The most common use is testing for small intestinal bacterial overgrowth (SIBO). After drinking a glucose and water mixture, a rapid rise in hydrogen or methane in your breath suggests that bacteria are fermenting the sugar in your small intestine, where they shouldn’t be in large numbers. A separate breath test using a urea solution can detect an active H. pylori infection, the bacterium responsible for most stomach ulcers. Breath tests for lactose or fructose intolerance work on a similar principle, measuring gas production after you consume those specific sugars.

Liver Elastography

If your gastroenterologist suspects liver disease, they may order a liver elastography scan, most commonly performed with a device called FibroScan. A probe placed against your skin sends painless pressure waves through the liver, and the speed of the resulting “shear wave” correlates with how stiff the liver tissue is. Stiffer tissue means more scarring (fibrosis).

This test examines roughly 100 times more liver volume than a traditional needle biopsy, and it carries none of the risks associated with puncturing the liver. It’s especially accurate at detecting advanced stages of fibrosis and cirrhosis. Gastroenterologists now use elastography routinely to monitor conditions like hepatitis B, hepatitis C, and nonalcoholic fatty liver disease, often reserving biopsy for cases where results are inconclusive or more detailed tissue analysis is needed.

ERCP and MRCP

These two tests focus on the bile ducts and pancreatic ducts, the small tubes that carry digestive fluids from the liver, gallbladder, and pancreas into the intestine.

MRCP is a specialized MRI scan. It produces detailed images of the bile and pancreatic ducts without any instruments entering your body. There’s no sedation, no radiation, and no recovery time. It’s used primarily as a diagnostic tool to look for blockages like gallstones stuck in a duct, narrowing, or tumors.
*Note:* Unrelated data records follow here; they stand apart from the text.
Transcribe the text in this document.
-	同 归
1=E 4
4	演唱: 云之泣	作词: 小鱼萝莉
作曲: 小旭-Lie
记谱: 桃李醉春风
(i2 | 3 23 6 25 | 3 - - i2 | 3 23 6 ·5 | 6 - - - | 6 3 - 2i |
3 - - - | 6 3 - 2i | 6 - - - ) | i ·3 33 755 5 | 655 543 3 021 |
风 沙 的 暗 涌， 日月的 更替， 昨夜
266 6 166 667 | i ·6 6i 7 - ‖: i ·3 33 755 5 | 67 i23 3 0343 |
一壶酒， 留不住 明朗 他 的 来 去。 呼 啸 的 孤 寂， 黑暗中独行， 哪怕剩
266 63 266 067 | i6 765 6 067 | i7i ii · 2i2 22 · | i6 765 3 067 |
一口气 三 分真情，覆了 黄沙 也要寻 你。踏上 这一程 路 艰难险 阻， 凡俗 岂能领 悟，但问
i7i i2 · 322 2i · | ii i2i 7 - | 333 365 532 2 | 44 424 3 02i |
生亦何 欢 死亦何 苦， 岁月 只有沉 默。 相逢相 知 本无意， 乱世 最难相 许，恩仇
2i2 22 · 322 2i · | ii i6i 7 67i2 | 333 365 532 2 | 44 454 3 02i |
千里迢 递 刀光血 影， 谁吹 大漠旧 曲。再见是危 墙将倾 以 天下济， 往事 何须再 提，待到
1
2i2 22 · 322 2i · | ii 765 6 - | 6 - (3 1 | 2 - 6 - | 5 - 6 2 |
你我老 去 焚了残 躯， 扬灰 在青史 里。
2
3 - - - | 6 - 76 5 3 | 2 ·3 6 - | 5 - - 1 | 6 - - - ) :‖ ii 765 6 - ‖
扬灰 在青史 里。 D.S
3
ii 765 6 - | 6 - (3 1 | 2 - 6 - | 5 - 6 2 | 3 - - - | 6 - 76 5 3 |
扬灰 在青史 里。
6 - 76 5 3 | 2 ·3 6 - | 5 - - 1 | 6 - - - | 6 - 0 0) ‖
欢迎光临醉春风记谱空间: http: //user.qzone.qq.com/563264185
ERCP combines endoscopy with X-ray imaging. A scope is passed through your mouth and into the small intestine, where dye is injected into the ducts so they show up on X-ray. The key advantage of ERCP is that it’s both diagnostic and therapeutic: if a gallstone is blocking a duct, the doctor can remove it during the same procedure. If a duct is narrowed, they can place a stent to open it. Because ERCP carries a complication rate of 5 to 6% for diagnostic use and up to 10% for therapeutic procedures, doctors generally reserve it for situations where treatment is likely needed, using MRCP first when they just need a picture.

Motility Testing

Motility tests measure how well the muscles of your digestive tract squeeze and relax. They’re used when symptoms suggest a coordination problem rather than a structural one.

Esophageal manometry involves a thin, pressure-sensing tube passed through the nose and into the esophagus. As you swallow sips of water, the sensors record how your esophageal muscles contract and whether the valve between your esophagus and stomach opens and closes properly. This test is essential for diagnosing swallowing disorders and is often required before anti-reflux surgery.

Anorectal manometry uses a similar pressure-sensing approach in the rectum and anal canal. It measures the strength and coordination of the muscles involved in bowel movements, including how your sphincter muscles contract, how your rectum senses fullness, and whether you can effectively bear down during a simulated evacuation. Doctors order this test for chronic constipation, fecal incontinence, or when they suspect a pelvic floor coordination problem. During the test, a small balloon is gradually inflated inside the rectum in increments until you report sensations of fullness, urgency, and maximum tolerance.

Gastric Emptying Study

If your doctor suspects gastroparesis, a condition where the stomach empties too slowly, the main diagnostic test is a gastric emptying study. You eat a light meal (typically eggs and toast) that contains a tiny amount of radioactive tracer. A scanner positioned over your abdomen then tracks how quickly the food moves out of your stomach over the course of about four hours. The rate of emptying is compared to established normal values, and significant delays confirm the diagnosis. You’ll need to stop any medications that could affect stomach motility before the test, so your doctor will give you a specific list of what to hold.